Part 3: Heading West – Perentie
After two hours sleep, another hour or so nursing our wounds from being lost for a night in the bush and a couple sandwiches, we were ready to continue our Perentie search in earnest. Dust filtered on the breeze and through the short trees, landing on the red rocks and equally red soil. It was quiet save for the loose rocks clicking together underfoot, and the Whistling Kites which seemed to be reprimanding these two intruders with their sharp calls. It was hard to imagine anything thriving in such an environment, let alone the fourth largest lizard in the world.
The morning was already stifling, nearly 85 F in the dead of winter. A warm breeze curled its way around the unexplored side of the escarpments, around immense boulders and out to the horizon, rattling the dry spinifex grasses as it did. Lockie and I poured ourselves into every cave and crevice, crawling into spaces barely big enough to fit, all-the-while reading the landscape for signs of the mighty lizard.
I pulled my head from a cave to hear Lockie’s voice ring out, “You might want to come take a look at this!” There was excitement in his voice. I raced down the escarpment’s edge as fast as the unstable ground would allow. As I climbed a nearby mesa, I could see Lockie’s twitching movements. He pointed to a small hole; its entrance was smooth sand. It was extraordinarily unobtrusive and I may have even over looked it had it not been for a small portion of thick yellow tail sticking out of one side.

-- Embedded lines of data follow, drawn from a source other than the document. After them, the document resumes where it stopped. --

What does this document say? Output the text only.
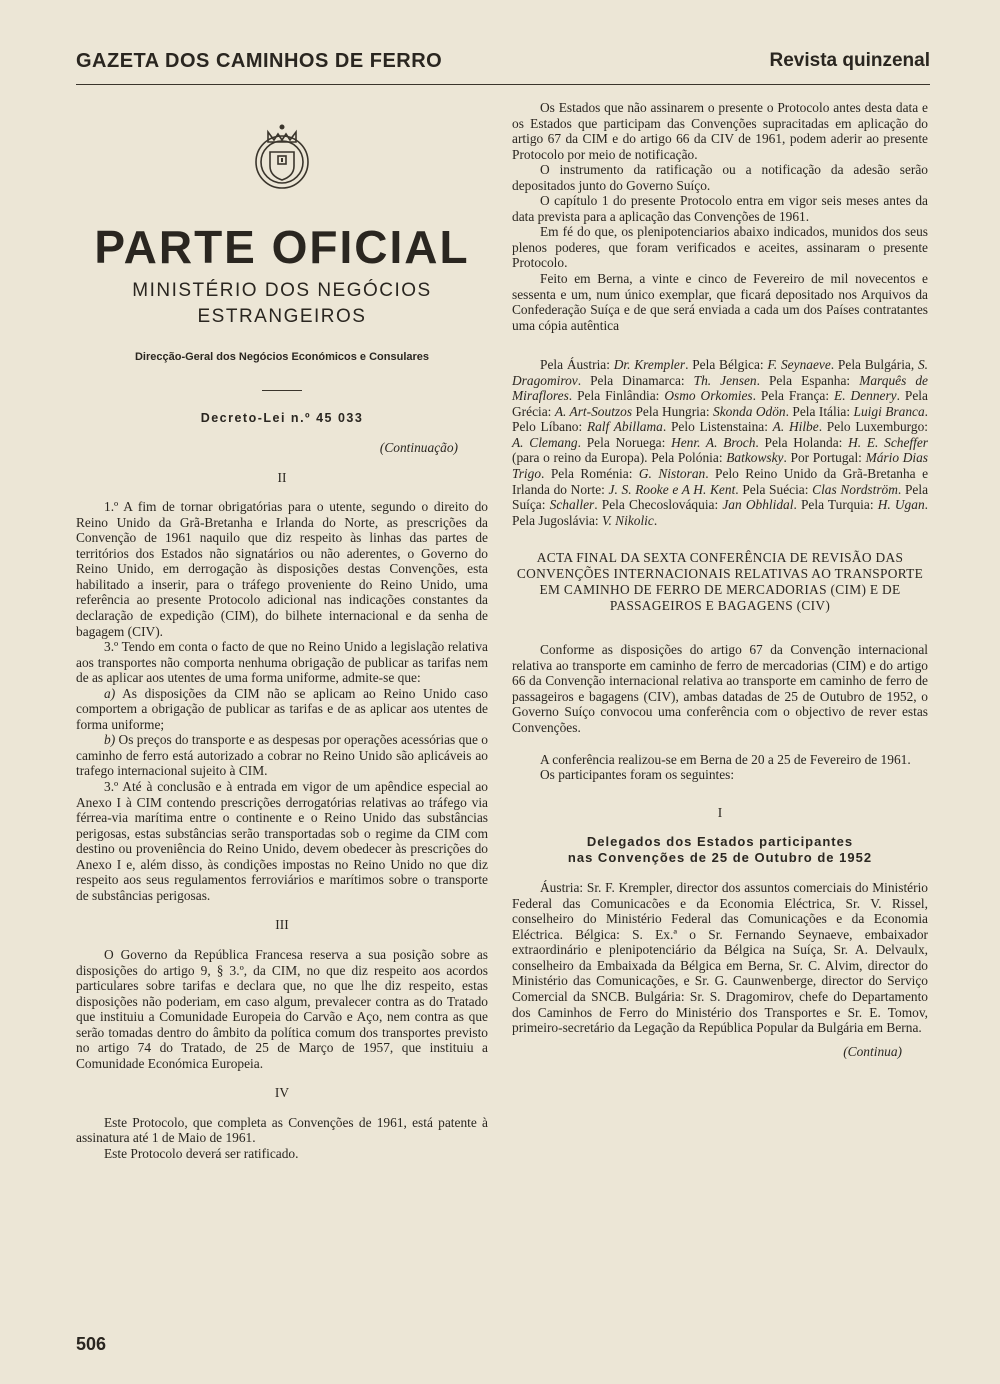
GAZETA DOS CAMINHOS DE FERRO	Revista quinzenal
PARTE OFICIAL
MINISTÉRIO DOS NEGÓCIOS
ESTRANGEIROS
Direcção-Geral dos Negócios Económicos e Consulares
Decreto-Lei n.º 45 033
(Continuação)
II

1.º A fim de tornar obrigatórias para o utente, segundo o direito do Reino Unido da Grã-Bretanha e Irlanda do Norte, as prescrições da Convenção de 1961 naquilo que diz respeito às linhas das partes de territórios dos Estados não signatários ou não aderentes, o Governo do Reino Unido, em derrogação às disposições destas Convenções, esta habilitado a inserir, para o tráfego proveniente do Reino Unido, uma referência ao presente Protocolo adicional nas indicações constantes da declaração de expedição (CIM), do bilhete internacional e da senha de bagagem (CIV).

3.º Tendo em conta o facto de que no Reino Unido a legislação relativa aos transportes não comporta nenhuma obrigação de publicar as tarifas nem de as aplicar aos utentes de uma forma uniforme, admite-se que:

a) As disposições da CIM não se aplicam ao Reino Unido caso comportem a obrigação de publicar as tarifas e de as aplicar aos utentes de forma uniforme;

b) Os preços do transporte e as despesas por operações acessórias que o caminho de ferro está autorizado a cobrar no Reino Unido são aplicáveis ao trafego internacional sujeito à CIM.

3.º Até à conclusão e à entrada em vigor de um apêndice especial ao Anexo I à CIM contendo prescrições derrogatórias relativas ao tráfego via férrea-via marítima entre o continente e o Reino Unido das substâncias perigosas, estas substâncias serão transportadas sob o regime da CIM com destino ou proveniência do Reino Unido, devem obedecer às prescrições do Anexo I e, além disso, às condições impostas no Reino Unido no que diz respeito aos seus regulamentos ferroviários e marítimos sobre o transporte de substâncias perigosas.

III

O Governo da República Francesa reserva a sua posição sobre as disposições do artigo 9, § 3.º, da CIM, no que diz respeito aos acordos particulares sobre tarifas e declara que, no que lhe diz respeito, estas disposições não poderiam, em caso algum, prevalecer contra as do Tratado que instituiu a Comunidade Europeia do Carvão e Aço, nem contra as que serão tomadas dentro do âmbito da política comum dos transportes previsto no artigo 74 do Tratado, de 25 de Março de 1957, que instituiu a Comunidade Económica Europeia.

IV

Este Protocolo, que completa as Convenções de 1961, está patente à assinatura até 1 de Maio de 1961.

Este Protocolo deverá ser ratificado.

Os Estados que não assinarem o presente o Protocolo antes desta data e os Estados que participam das Convenções supracitadas em aplicação do artigo 67 da CIM e do artigo 66 da CIV de 1961, podem aderir ao presente Protocolo por meio de notificação.

O instrumento da ratificação ou a notificação da adesão serão depositados junto do Governo Suíço.

O capítulo 1 do presente Protocolo entra em vigor seis meses antes da data prevista para a aplicação das Convenções de 1961.

Em fé do que, os plenipotenciarios abaixo indicados, munidos dos seus plenos poderes, que foram verificados e aceites, assinaram o presente Protocolo.

Feito em Berna, a vinte e cinco de Fevereiro de mil novecentos e sessenta e um, num único exemplar, que ficará depositado nos Arquivos da Confederação Suíça e de que será enviada a cada um dos Países contratantes uma cópia autêntica

Pela Áustria: Dr. Krempler. Pela Bélgica: F. Seynaeve. Pela Bulgária, S. Dragomirov. Pela Dinamarca: Th. Jensen. Pela Espanha: Marquês de Miraflores. Pela Finlândia: Osmo Orkomies. Pela França: E. Dennery. Pela Grécia: A. Art-Soutzos Pela Hungria: Skonda Odön. Pela Itália: Luigi Branca. Pelo Líbano: Ralf Abillama. Pelo Listenstaina: A. Hilbe. Pelo Luxemburgo: A. Clemang. Pela Noruega: Henr. A. Broch. Pela Holanda: H. E. Scheffer (para o reino da Europa). Pela Polónia: Batkowsky. Por Portugal: Mário Dias Trigo. Pela Roménia: G. Nistoran. Pelo Reino Unido da Grã-Bretanha e Irlanda do Norte: J. S. Rooke e A H. Kent. Pela Suécia: Clas Nordström. Pela Suíça: Schaller. Pela Checoslováquia: Jan Obhlidal. Pela Turquia: H. Ugan. Pela Jugoslávia: V. Nikolic.

ACTA FINAL DA SEXTA CONFERÊNCIA DE REVISÃO DAS CONVENÇÕES INTERNACIONAIS RELATIVAS AO TRANSPORTE EM CAMINHO DE FERRO DE MERCADORIAS (CIM) E DE PASSAGEIROS E BAGAGENS (CIV)

Conforme as disposições do artigo 67 da Convenção internacional relativa ao transporte em caminho de ferro de mercadorias (CIM) e do artigo 66 da Convenção internacional relativa ao transporte em caminho de ferro de passageiros e bagagens (CIV), ambas datadas de 25 de Outubro de 1952, o Governo Suíço convocou uma conferência com o objectivo de rever estas Convenções.

A conferência realizou-se em Berna de 20 a 25 de Fevereiro de 1961.

Os participantes foram os seguintes:

I
Delegados dos Estados participantes
nas Convenções de 25 de Outubro de 1952

Áustria: Sr. F. Krempler, director dos assuntos comerciais do Ministério Federal das Comunicacões e da Economia Eléctrica, Sr. V. Rissel, conselheiro do Ministério Federal das Comunicações e da Economia Eléctrica. Bélgica: S. Ex.ª o Sr. Fernando Seynaeve, embaixador extraordinário e plenipotenciário da Bélgica na Suíça, Sr. A. Delvaulx, conselheiro da Embaixada da Bélgica em Berna, Sr. C. Alvim, director do Ministério das Comunicações, e Sr. G. Caunwenberge, director do Serviço Comercial da SNCB. Bulgária: Sr. S. Dragomirov, chefe do Departamento dos Caminhos de Ferro do Ministério dos Transportes e Sr. E. Tomov, primeiro-secretário da Legação da República Popular da Bulgária em Berna.

(Continua)
506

The Perentie was enormous and hissed intimidatingly as we gingerly poked our heads in the hole for a closer look. After a few moments of gentle coaxing, the massive lizard emerged into the daylight. Lockie carefully picked it up for a closer look, the Perentie dwarfed him. We judged it to be a large female based on the lack of hemipenes. She had creamy spots in horizontal rows across her back and continued down much of her tail. The last third of her exceptionally long tail was cream colored. Three deep scars from an old injury graced the base of the Perentie’s tail. Her neck was exceptionally long and snake-like, her chin was the same creamy-yellow color as the spots on her back and patterned with black reticulations. Her eyes were yellowed and held an intelligent gaze and her long, forked tongue flicked nonchalantly in and out. Robust, powerful limbs ended in huge, sharp black claws.
Lockie and I looked at one another, absolutely enraptured by the dinosaur in his hands. Monitor lizards, or “Goannas” as they’re known in Australia, are a holdover, dating back 60 million years and are found on only three continents: Asia, Africa, and Australia. Australia is home to the highest concentration of monitors in the world containing twenty-seven species. Goannas cover a great dichotomy of sizes from the ten-foot long Komodo Dragon to the nine-inch Short-tailed Pygmy Monitor yet maintain a very similar body type. They inhabit rainforest canopies, harsh deserts, coastal wetlands and everything in between and are one of the most adaptive, successful genus of animals on the planet.
I had been enthralled with monitors for quite some time but my love multiplied exponentially when I saw my first wild goanna, a large Lace Monitor, in a national park soon after arriving in Australia. The Perentie we had managed to find that day was the apotheosis of a monitor lizard, she was, quite literally, the queen of all she surveyed. There was very little in the Australian outback game enough to tangle with a full-grown Perentie and her demeanor showed us that fact.
She sat on a rock in the midday sun and allowed us to photograph her for some time without the slightest hint of fear or discomfort. My shirt clung to my sweaty skin as a breeze blew across the great expanse of rocky wilderness; flies incessantly buzzed about my face, occasionally landing on my mouth or in my eyes. I occasionally swatted at them, a fairly pointless act, and they would soon regroup into their buzzing hoard. But in that moment I couldn’t have cared less because before me laid an immense lizard, the fruit of many hours of searching.
We carefully placed her back into the crack we had found her, thanking her profusely for allowing us to find her and headed back to the ute for the next leg of our journey. We sat in the cab, sucking down water, encompassed in elation and congratulating one another on the find. My hands were still shaking from the rush of adrenaline. The ute rumbled to life and we headed west on the narrow highway.